Habesha Breweries S.C.
- Type: Private
- Industry: Brewery Beverage
- Founded: 2009
- Headquarters: Rebecca Building, Yeka sub-city, Addis Ababa, Ethiopia
- Area served: Ethiopia
- Key people: Omo Ohiwerei (CEO)
- Products: Negus
- Production output: 650,000 hectoliters to 1.5 million hectoliters (2017)
- Revenue: $7.4 million (2024)
- Owner: Royal Swinkels
- Number of employees: 300 (2023)
- Website: www.habeshabreweries.com

= Habesha Breweries S.C. =

Ethiopian brewery and beverage making company

Habesha Breweries S.C. is an Ethiopian brewery and beverage making company owned by Dutch company Swinkels Family Brewers Holding N.V with 60% share, 8,000 local shareholders and Linssen Participations B.V. Founded in 2009, Habesha is the largest beverage producing company with annual production capacity of 650,000 hectoliters to 1.5 million hectoliters in 2017. Its brewery plant is located in Debre Birhan with a plan of its strategic market in Addis Ababa and Debre Birhan.

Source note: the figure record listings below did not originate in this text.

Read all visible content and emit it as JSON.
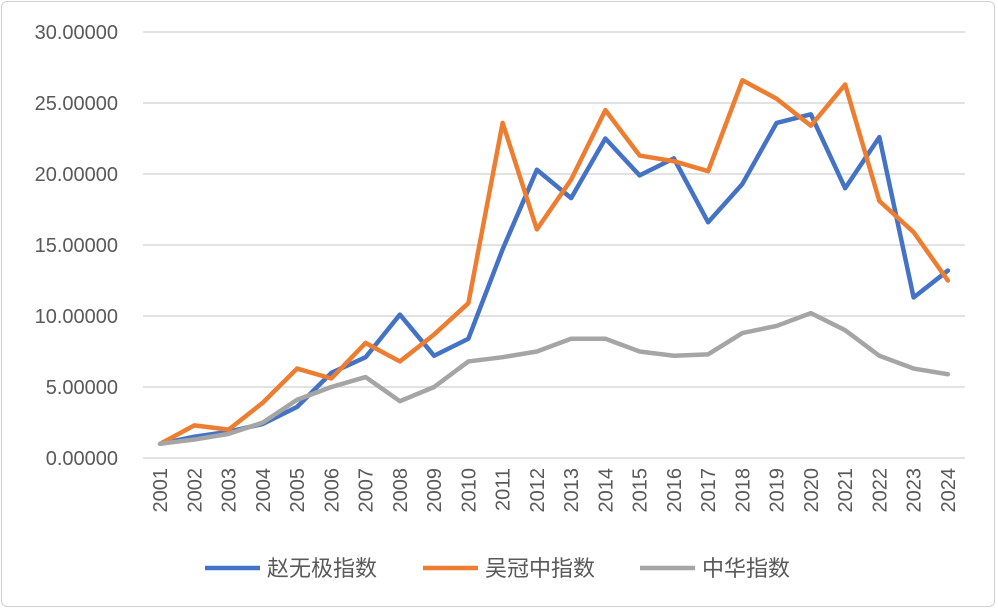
{
  "chart_data": {
    "type": "line",
    "title": "",
    "xlabel": "",
    "ylabel": "",
    "x": [
      "2001",
      "2002",
      "2003",
      "2004",
      "2005",
      "2006",
      "2007",
      "2008",
      "2009",
      "2010",
      "2011",
      "2012",
      "2013",
      "2014",
      "2015",
      "2016",
      "2017",
      "2018",
      "2019",
      "2020",
      "2021",
      "2022",
      "2023",
      "2024"
    ],
    "ylim": [
      0,
      30
    ],
    "yticks": [
      0,
      5,
      10,
      15,
      20,
      25,
      30
    ],
    "ytick_labels": [
      "0.00000",
      "5.00000",
      "10.00000",
      "15.00000",
      "20.00000",
      "25.00000",
      "30.00000"
    ],
    "grid": true,
    "legend_position": "bottom",
    "series": [
      {
        "name": "赵无极指数",
        "color": "#4472C4",
        "values": [
          1.0,
          1.5,
          1.85,
          2.4,
          3.6,
          6.0,
          7.1,
          10.1,
          7.2,
          8.4,
          14.7,
          20.3,
          18.3,
          22.5,
          19.9,
          21.1,
          16.6,
          19.3,
          23.6,
          24.2,
          19.0,
          22.6,
          11.3,
          13.2
        ]
      },
      {
        "name": "吴冠中指数",
        "color": "#ED7D31",
        "values": [
          1.0,
          2.3,
          2.0,
          3.9,
          6.3,
          5.6,
          8.1,
          6.8,
          8.7,
          10.9,
          23.6,
          16.1,
          19.6,
          24.5,
          21.3,
          20.9,
          20.2,
          26.6,
          25.3,
          23.4,
          26.3,
          18.1,
          15.9,
          12.5
        ]
      },
      {
        "name": "中华指数",
        "color": "#A5A5A5",
        "values": [
          1.0,
          1.3,
          1.7,
          2.5,
          4.1,
          5.0,
          5.7,
          4.0,
          5.0,
          6.8,
          7.1,
          7.5,
          8.4,
          8.4,
          7.5,
          7.2,
          7.3,
          8.8,
          9.3,
          10.2,
          9.0,
          7.2,
          6.3,
          5.9
        ]
      }
    ]
  }
}
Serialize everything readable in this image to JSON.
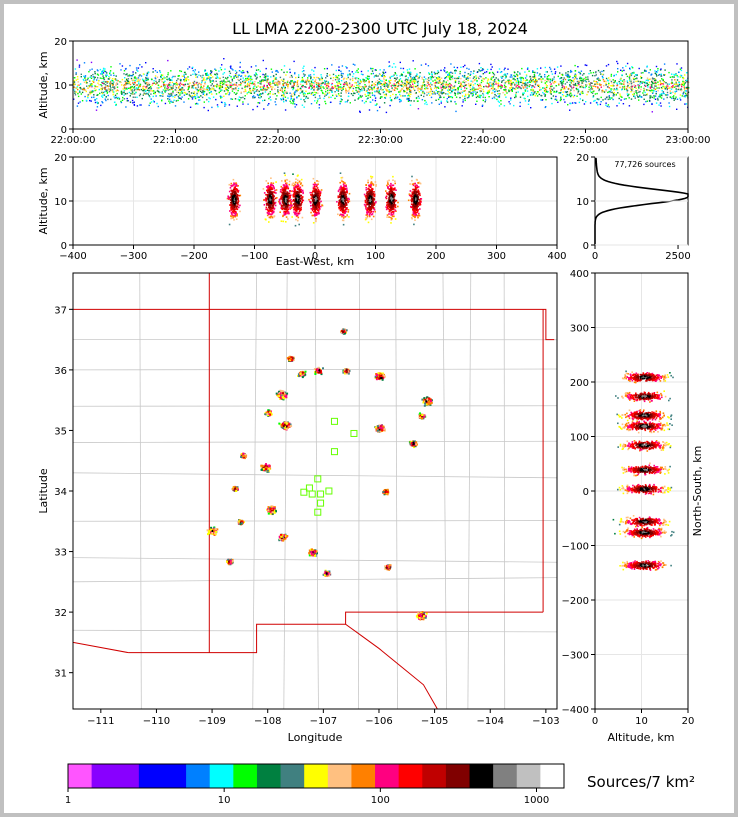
{
  "title": "LL LMA 2200-2300 UTC July 18, 2024",
  "colors": {
    "colorbar": [
      "#ff55ff",
      "#8800ff",
      "#8800ff",
      "#0000ff",
      "#0000ff",
      "#0080ff",
      "#00ffff",
      "#00ff00",
      "#008040",
      "#408080",
      "#ffff00",
      "#ffc080",
      "#ff8000",
      "#ff0080",
      "#ff0000",
      "#c00000",
      "#800000",
      "#000000",
      "#808080",
      "#c0c0c0",
      "#ffffff"
    ],
    "state_border": "#d00000",
    "county_lines": "#c8c8c8",
    "markers": "#66ff00"
  },
  "chart_data": [
    {
      "type": "heatmap",
      "name": "altitude-time",
      "ylabel": "Altitude, km",
      "ylim": [
        0,
        20
      ],
      "yticks": [
        0,
        10,
        20
      ],
      "xticks": [
        "22:00:00",
        "22:10:00",
        "22:20:00",
        "22:30:00",
        "22:40:00",
        "22:50:00",
        "23:00:00"
      ]
    },
    {
      "type": "heatmap",
      "name": "altitude-east-west",
      "xlabel": "East-West, km",
      "ylabel": "Altitude, km",
      "xlim": [
        -400,
        400
      ],
      "ylim": [
        0,
        20
      ],
      "xticks": [
        -400,
        -300,
        -200,
        -100,
        0,
        100,
        200,
        300,
        400
      ],
      "yticks": [
        0,
        10,
        20
      ],
      "clusters_x": [
        -135,
        -75,
        -50,
        -30,
        0,
        45,
        90,
        125,
        165
      ]
    },
    {
      "type": "line",
      "name": "altitude-histogram",
      "annotation": "77,726 sources",
      "xlim": [
        0,
        2800
      ],
      "ylim": [
        0,
        20
      ],
      "xticks": [
        0,
        2500
      ],
      "yticks": [
        0,
        10,
        20
      ],
      "peak_altitude": 11,
      "peak_count": 2800
    },
    {
      "type": "heatmap",
      "name": "plan-view",
      "xlabel": "Longitude",
      "ylabel": "Latitude",
      "xlim": [
        -111.5,
        -102.8
      ],
      "ylim": [
        30.4,
        37.6
      ],
      "xticks": [
        -111,
        -110,
        -109,
        -108,
        -107,
        -106,
        -105,
        -104,
        -103
      ],
      "yticks": [
        31,
        32,
        33,
        34,
        35,
        36,
        37
      ],
      "storm_cells": [
        {
          "lon": -105.15,
          "lat": 35.5
        },
        {
          "lon": -105.25,
          "lat": 35.25
        },
        {
          "lon": -106.0,
          "lat": 35.9
        },
        {
          "lon": -106.6,
          "lat": 36.0
        },
        {
          "lon": -106.65,
          "lat": 36.65
        },
        {
          "lon": -107.4,
          "lat": 35.95
        },
        {
          "lon": -107.1,
          "lat": 36.0
        },
        {
          "lon": -107.6,
          "lat": 36.2
        },
        {
          "lon": -107.75,
          "lat": 35.6
        },
        {
          "lon": -108.0,
          "lat": 35.3
        },
        {
          "lon": -107.7,
          "lat": 35.1
        },
        {
          "lon": -106.0,
          "lat": 35.05
        },
        {
          "lon": -105.4,
          "lat": 34.8
        },
        {
          "lon": -108.45,
          "lat": 34.6
        },
        {
          "lon": -108.05,
          "lat": 34.4
        },
        {
          "lon": -108.6,
          "lat": 34.05
        },
        {
          "lon": -107.95,
          "lat": 33.7
        },
        {
          "lon": -108.5,
          "lat": 33.5
        },
        {
          "lon": -109.0,
          "lat": 33.35
        },
        {
          "lon": -107.75,
          "lat": 33.25
        },
        {
          "lon": -107.2,
          "lat": 33.0
        },
        {
          "lon": -108.7,
          "lat": 32.85
        },
        {
          "lon": -106.95,
          "lat": 32.65
        },
        {
          "lon": -105.85,
          "lat": 32.75
        },
        {
          "lon": -105.9,
          "lat": 34.0
        },
        {
          "lon": -105.25,
          "lat": 31.95
        }
      ],
      "markers": [
        {
          "lon": -106.8,
          "lat": 35.15
        },
        {
          "lon": -106.45,
          "lat": 34.95
        },
        {
          "lon": -106.8,
          "lat": 34.65
        },
        {
          "lon": -107.1,
          "lat": 34.2
        },
        {
          "lon": -107.25,
          "lat": 34.05
        },
        {
          "lon": -107.35,
          "lat": 33.98
        },
        {
          "lon": -107.2,
          "lat": 33.95
        },
        {
          "lon": -107.05,
          "lat": 33.95
        },
        {
          "lon": -106.9,
          "lat": 34.0
        },
        {
          "lon": -107.05,
          "lat": 33.8
        },
        {
          "lon": -107.1,
          "lat": 33.65
        }
      ]
    },
    {
      "type": "heatmap",
      "name": "altitude-north-south",
      "xlabel": "Altitude, km",
      "ylabel": "North-South, km",
      "xlim": [
        0,
        20
      ],
      "ylim": [
        -400,
        400
      ],
      "xticks": [
        0,
        10,
        20
      ],
      "yticks": [
        -400,
        -300,
        -200,
        -100,
        0,
        100,
        200,
        300,
        400
      ],
      "clusters_y": [
        210,
        175,
        140,
        120,
        85,
        40,
        5,
        -55,
        -75,
        -135
      ]
    },
    {
      "type": "table",
      "name": "colorbar",
      "title": "Sources/7 km²",
      "scale": "log",
      "range": [
        1,
        1000
      ],
      "tick_labels": [
        "1",
        "10",
        "100",
        "1000"
      ],
      "tick_values": [
        1,
        10,
        100,
        1000
      ]
    }
  ]
}
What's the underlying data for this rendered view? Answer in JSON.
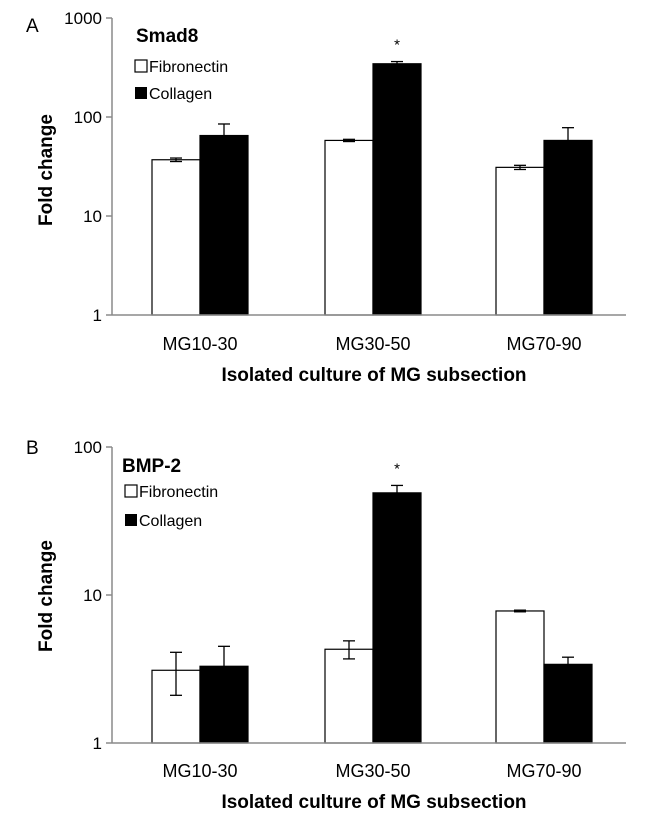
{
  "chart_data": [
    {
      "panel_label": "A",
      "type": "bar",
      "title": "Smad8",
      "xlabel": "Isolated culture of MG subsection",
      "ylabel": "Fold change",
      "yscale": "log",
      "ylim": [
        1,
        1000
      ],
      "yticks": [
        "1",
        "10",
        "100",
        "1000"
      ],
      "categories": [
        "MG10-30",
        "MG30-50",
        "MG70-90"
      ],
      "legend_position": "top-left",
      "series": [
        {
          "name": "Fibronectin",
          "color": "#ffffff",
          "values": [
            37,
            58,
            31
          ],
          "errors": [
            1.5,
            1.5,
            1.5
          ]
        },
        {
          "name": "Collagen",
          "color": "#000000",
          "values": [
            65,
            345,
            58
          ],
          "errors": [
            20,
            18,
            20
          ]
        }
      ],
      "annotations": [
        {
          "text": "*",
          "category": "MG30-50"
        }
      ]
    },
    {
      "panel_label": "B",
      "type": "bar",
      "title": "BMP-2",
      "xlabel": "Isolated culture of MG subsection",
      "ylabel": "Fold change",
      "yscale": "log",
      "ylim": [
        1,
        100
      ],
      "yticks": [
        "1",
        "10",
        "100"
      ],
      "categories": [
        "MG10-30",
        "MG30-50",
        "MG70-90"
      ],
      "legend_position": "top-left",
      "series": [
        {
          "name": "Fibronectin",
          "color": "#ffffff",
          "values": [
            3.1,
            4.3,
            7.8
          ],
          "errors": [
            1.0,
            0.6,
            0.1
          ]
        },
        {
          "name": "Collagen",
          "color": "#000000",
          "values": [
            3.3,
            49,
            3.4
          ],
          "errors": [
            1.2,
            6,
            0.4
          ]
        }
      ],
      "annotations": [
        {
          "text": "*",
          "category": "MG30-50"
        }
      ]
    }
  ]
}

In 2019, the company signed 50 million euro agreement with the International Finance Corporation (IFC) to extract barley source from smallholder farmers. It was funded by the Dutch Development Bank, Rabobank and ING Bank. The company commenced developmental program of barley chain producing. Since 2021, the current CEO of Habesha Breweries is Omo Ohiwerei.

==History==
Habesha Breweries S.C. was founded in 2009 by a group of Ethiopian investors. It is owned by Dutch company Swinkels Family Brewers Holding N.V with 60% share, 8,000 local shareholders (30%), and Linssen Participations B.V (10%). Habesha is the largest beverage company in Ethiopia producing annual capacity from 650,000 hectoliters to 1.5 million hectoliters as of 2017. The brewery plant is located in Debre Birhan that involved in the production with a brand name of "Negus", and aimed its market distribution through Debre Birhan and Addis Ababa. In 2019, Habesha Breweries signed to the International Finance Corporation (IFC) with 50 million euro agreement to extract barley source from smallholder farmers funded by the Dutch Development Bank, Rabobank and ING Bank. In 2023, the company set development of barley chain program to become self-sufficient barley producer.

Omo Ohiwerei is the current CEO of Habesha Breweries since 2021.